IT HOVERS like a gathering storm, its potential menacing even if its fury is never unleashed: a proposal requiring colleges to rein in rising tuition or lose federal funding.
The threat is explicit, the appeal to sticker-shock-weary families as plain as day: If states and university systems can't get their acts together, Big Brother can step in.
But federal lawmakers should keep their lightning bolts sheathed, and let states and public colleges work through their funding and tuition conundrums. California Republican Sen. Howard P. "Buck" McKeon's proposal to hold down college costs has already had the positive effect of thrusting the topic of tuition controls into local debates over college affordability - and that's the best thing it can do.
Here in Maryland, various proposals before the General Assembly would regulate tuition increases at state colleges. Some would hold increases to the inflation rate, others would cap them at 4 percent or 5 percent for several years. The proposal favored by William E. Kirwan, the University System of Maryland chancellor, would commit the state to increasing higher-education spending as it limits tuition hikes; where the money would come from is its own controversy.

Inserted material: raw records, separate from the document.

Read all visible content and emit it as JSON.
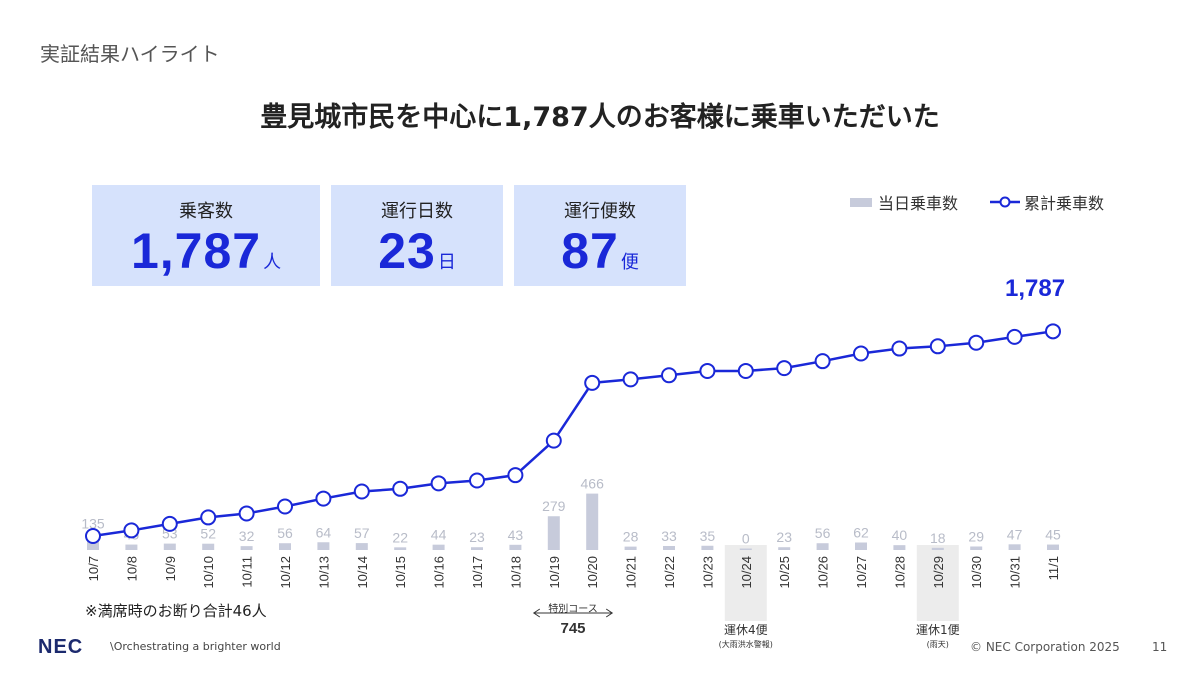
{
  "header": {
    "section_label": "実証結果ハイライト",
    "headline": "豊見城市民を中心に1,787人のお客様に乗車いただいた"
  },
  "kpis": [
    {
      "label": "乗客数",
      "value": "1,787",
      "unit": "人"
    },
    {
      "label": "運行日数",
      "value": "23",
      "unit": "日"
    },
    {
      "label": "運行便数",
      "value": "87",
      "unit": "便"
    }
  ],
  "legend": {
    "bar_label": "当日乗車数",
    "line_label": "累計乗車数"
  },
  "chart_data": {
    "type": "bar+line",
    "categories": [
      "10/7",
      "10/8",
      "10/9",
      "10/10",
      "10/11",
      "10/12",
      "10/13",
      "10/14",
      "10/15",
      "10/16",
      "10/17",
      "10/18",
      "10/19",
      "10/20",
      "10/21",
      "10/22",
      "10/23",
      "10/24",
      "10/25",
      "10/26",
      "10/27",
      "10/28",
      "10/29",
      "10/30",
      "10/31",
      "11/1"
    ],
    "series": [
      {
        "name": "当日乗車数",
        "type": "bar",
        "values": [
          135,
          45,
          53,
          52,
          32,
          56,
          64,
          57,
          22,
          44,
          23,
          43,
          279,
          466,
          28,
          33,
          35,
          0,
          23,
          56,
          62,
          40,
          18,
          29,
          47,
          45
        ]
      },
      {
        "name": "累計乗車数",
        "type": "line",
        "values": [
          135,
          180,
          233,
          285,
          317,
          373,
          437,
          494,
          516,
          560,
          583,
          626,
          905,
          1371,
          1399,
          1432,
          1467,
          1467,
          1490,
          1546,
          1608,
          1648,
          1666,
          1695,
          1742,
          1787
        ]
      }
    ],
    "final_label": "1,787",
    "shaded_days": [
      "10/24",
      "10/29"
    ],
    "colors": {
      "bar": "#c7cbdb",
      "line": "#1a28d8",
      "bar_label": "#b8bcc8",
      "shade": "#ececec"
    }
  },
  "annotations": {
    "special_course": {
      "label": "特別コース",
      "value": "745"
    },
    "closure_1024": {
      "label": "運休4便",
      "note": "(大雨洪水警報)"
    },
    "closure_1029": {
      "label": "運休1便",
      "note": "(雨天)"
    }
  },
  "footnote": "※満席時のお断り合計46人",
  "footer": {
    "logo": "NEC",
    "tagline": "\\Orchestrating a brighter world",
    "copyright": "© NEC Corporation 2025",
    "page": "11"
  }
}
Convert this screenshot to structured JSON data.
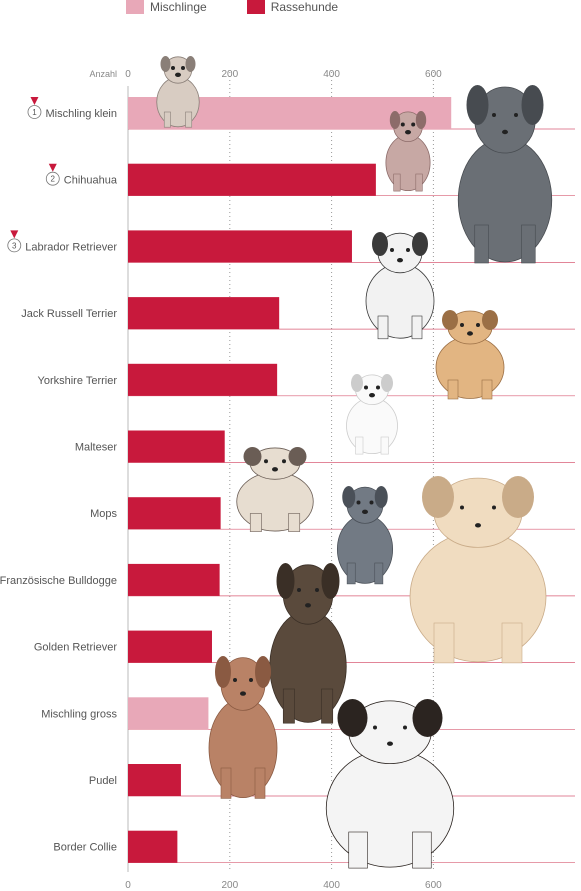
{
  "legend": [
    {
      "name": "Mischlinge",
      "color": "#e8a8b8"
    },
    {
      "name": "Rassehunde",
      "color": "#c8193c"
    }
  ],
  "chart_data": {
    "type": "bar",
    "orientation": "horizontal",
    "axis_label": "Anzahl",
    "xlim": [
      0,
      650
    ],
    "ticks": [
      "0",
      "200",
      "400",
      "600"
    ],
    "tick_values": [
      0,
      200,
      400,
      600
    ],
    "grid": "dotted vertical",
    "legend_position": "top",
    "categories": [
      "Mischling klein",
      "Chihuahua",
      "Labrador Retriever",
      "Jack Russell Terrier",
      "Yorkshire Terrier",
      "Malteser",
      "Mops",
      "Französische Bulldogge",
      "Golden Retriever",
      "Mischling gross",
      "Pudel",
      "Border Collie"
    ],
    "values": [
      635,
      487,
      440,
      297,
      293,
      190,
      182,
      180,
      165,
      158,
      104,
      97
    ],
    "groups": [
      "Mischlinge",
      "Rassehunde",
      "Rassehunde",
      "Rassehunde",
      "Rassehunde",
      "Rassehunde",
      "Rassehunde",
      "Rassehunde",
      "Rassehunde",
      "Mischlinge",
      "Rassehunde",
      "Rassehunde"
    ],
    "ranks": [
      "1",
      "2",
      "3"
    ]
  },
  "icons": {
    "medal": "medal-icon",
    "dogs": "dog-illustration-icon"
  }
}
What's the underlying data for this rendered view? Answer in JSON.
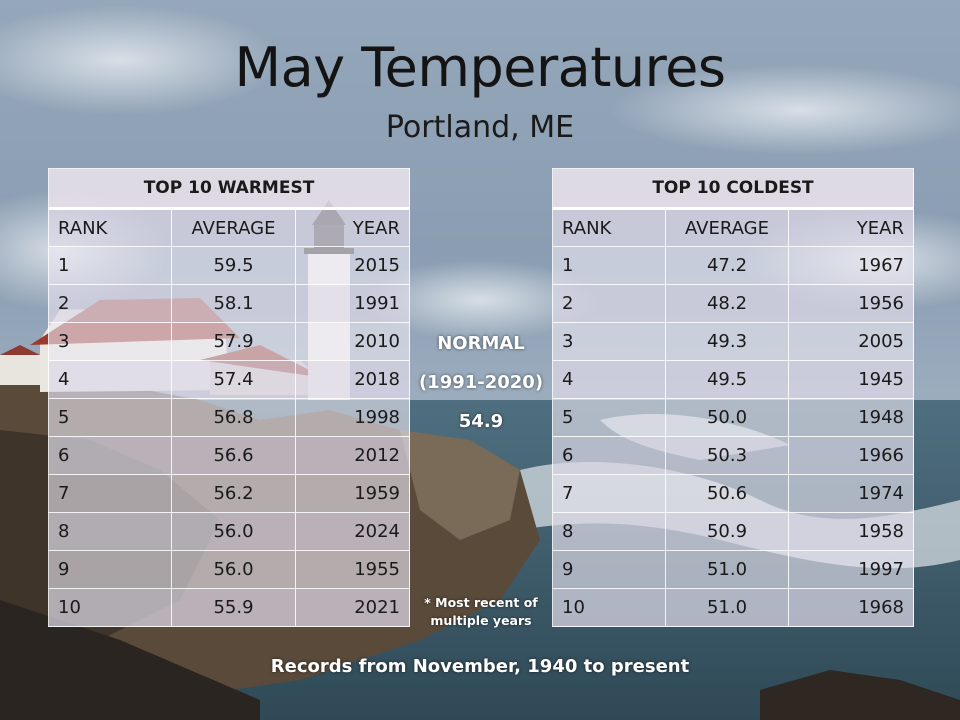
{
  "title": "May Temperatures",
  "subtitle": "Portland, ME",
  "warmest": {
    "heading": "TOP 10 WARMEST",
    "columns": [
      "RANK",
      "AVERAGE",
      "YEAR"
    ],
    "rows": [
      [
        "1",
        "59.5",
        "2015"
      ],
      [
        "2",
        "58.1",
        "1991"
      ],
      [
        "3",
        "57.9",
        "2010"
      ],
      [
        "4",
        "57.4",
        "2018"
      ],
      [
        "5",
        "56.8",
        "1998"
      ],
      [
        "6",
        "56.6",
        "2012"
      ],
      [
        "7",
        "56.2",
        "1959"
      ],
      [
        "8",
        "56.0",
        "2024"
      ],
      [
        "9",
        "56.0",
        "1955"
      ],
      [
        "10",
        "55.9",
        "2021"
      ]
    ]
  },
  "coldest": {
    "heading": "TOP 10 COLDEST",
    "columns": [
      "RANK",
      "AVERAGE",
      "YEAR"
    ],
    "rows": [
      [
        "1",
        "47.2",
        "1967"
      ],
      [
        "2",
        "48.2",
        "1956"
      ],
      [
        "3",
        "49.3",
        "2005"
      ],
      [
        "4",
        "49.5",
        "1945"
      ],
      [
        "5",
        "50.0",
        "1948"
      ],
      [
        "6",
        "50.3",
        "1966"
      ],
      [
        "7",
        "50.6",
        "1974"
      ],
      [
        "8",
        "50.9",
        "1958"
      ],
      [
        "9",
        "51.0",
        "1997"
      ],
      [
        "10",
        "51.0",
        "1968"
      ]
    ]
  },
  "normal": {
    "label": "NORMAL",
    "period": "(1991-2020)",
    "value": "54.9"
  },
  "footnote": "* Most recent of multiple years",
  "footer": "Records from November, 1940 to present",
  "icons": {
    "background": "lighthouse-coast-photo-icon"
  },
  "colors": {
    "sky": "#7e94ab",
    "sea": "#3d5866",
    "table_fill": "#e6e2ee",
    "footer_text": "#ffffff"
  }
}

Public outrage over Maryland's average 30 percent increase in public college tuition over the last two years has been a strong catalyst for change. Lawmakers now feel a need to check the regents' tuition-setting power.
But whether Maryland leaders manage higher-education expense by manipulating the state's investment in its colleges and in financial aid, by implementing greater efficiency in university system management, by setting tuition schedules or by other means, the compromises and the consequences all play out here at home, and not in Washington.
If state lawmakers and college officials can strike a balance between institutional growth and affordability that is acceptable to their constituents, the proposed federal intervention risks being redundant and creating unnecessary new bureaucracy.
Mr. McKeon's plan would require federal monitoring of colleges that raise tuition by more than two times the rate of inflation over a three-year period. Colleges that don't slow tuition's climb could lose federal aid.
But the proposed federal reins on tuition don't address the economic troubles or market pressures that drive up tuition in the first place. To prevent a repeat of the double-digit increases seen here in recent years - and the average 14.1 percent increase at public four-year colleges nationwide - will require greater prudence and prioritizing by the overseers of state and public college budgets. It's not as simple as imposing tuition caps.
We think the feds should let the states work this one out.